Lyrics & Analysis: End Of A Poem


I just can’t take this hurt and pain from you
I gotta sit right down and think about starting anew
I just can’t take this hurt and pain from you
I gotta stop this moaning and groaning and feeling bad, too

	Once it was good times
	Rolling all night long
	Now’s it’s all bad times
	I just get mad and sad and feeling all wrong

I just can’t take this hurt and pain from you
I gotta sit right down and think about starting anew
I just can’t take this hurt and pain from you
I sit right down and think about starting anew

	Let me be
	Set me free
	Let me go
	Now I know
	It’s the end
	We’ll be friends
	Hear me sigh
	It’s goodbye

Repeat second verse

Jim Pembroke 1967

Artist: Blues Section
Line-up:
       Jim Pembroke, vocal and harmony vocal
       Hasse Walli, guitar
       Måns Groundstroem, bass
       Ronnie Österberg, drums, bongos
       Otto Donner, string arrangement (probably)
Release: From the album BLUES SECTION, Love Records LRLP 3, 1967
Studio: Finnvox
Producer: Atte Blom, Otto Donner
Engineer: Erkki Hyvönen

General comment: This is the fifth track on Blues Section’s one and only ‘real’ LP. For more general comment see ‘Only Dreaming’.

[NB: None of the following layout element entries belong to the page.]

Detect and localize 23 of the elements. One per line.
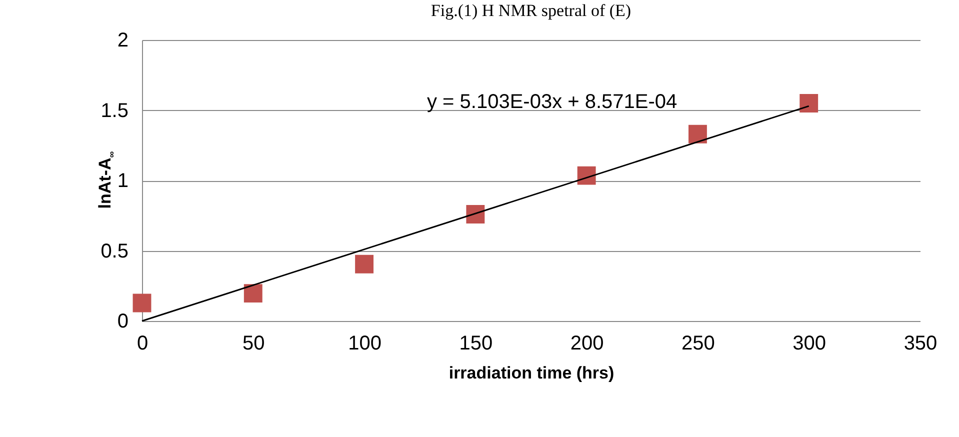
y-tick-label: 2 [117,30,128,52]
point [466,205,485,224]
x-tick-label: 50 [242,332,265,354]
y-tick-label: 0 [117,310,128,332]
point [355,254,374,274]
y-tick-label: 1 [117,170,128,192]
annotation: y = 5.103E-03x + 8.571E-04 [427,91,678,113]
point [132,294,152,312]
point [244,284,262,303]
point [577,166,596,185]
y-tick-label: 0.5 [100,240,128,262]
point [800,94,818,112]
x-tick-label: 0 [136,332,148,354]
x-tick-label: 200 [570,332,604,354]
point [688,124,707,144]
x-tick-label: 350 [904,332,938,354]
x-axis-title: irradiation time (hrs) [448,364,614,382]
x-tick-label: 250 [682,332,715,354]
y-tick-label: 1.5 [100,100,128,122]
x-tick-label: 300 [792,332,826,354]
x-tick-label: 100 [348,332,382,354]
chart-title: Fig.(1) H NMR spetral of (E) [430,1,632,20]
x-tick-label: 150 [459,332,493,354]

The Music: Good delivery of this fine composition by Hasse Walli, with lots of variety and even a string arrangement. Shows the true potential of this group, who were at their best when they weren’t rocking or trying to be an over energetic blues band. Since Pembroke didn’t write the music here it falls outside the scope of this project and I won’t go into it much further, but I’ve said a few critical things about Walli’s contribution to other Blues Section recordings so it’s only fair to point out that he gets everything right on this one. The only problem is the key, which is slightly too high for Pembroke’s range.

The lyric: Pembroke’s song catalogue is full of songs about ‘love gone wrong’. Later on they became more sad and mournful, while these early songs mainly describe how the narrator has been wronged. Often we get the feeling that some very serious arguments have gone on, and if linguistic problems have been involved they could well have added to the frustration on both sides. The lyrics are never that precise, but we get the drift. Otherwise the interesting thing here is the changes in the metre, reflecting the narrator’s ambivalent moods, excellently mirrored in the music. The words flow and are very musical, and the brilliant use of the little word ‘too’ at the end of line four predicts one of Pembroke’s standard features later on. Still, there is a considerable amount of re-cycling throughout the song, giving the impression that Pembroke has more-or-less said all he needs to say with the very first verse.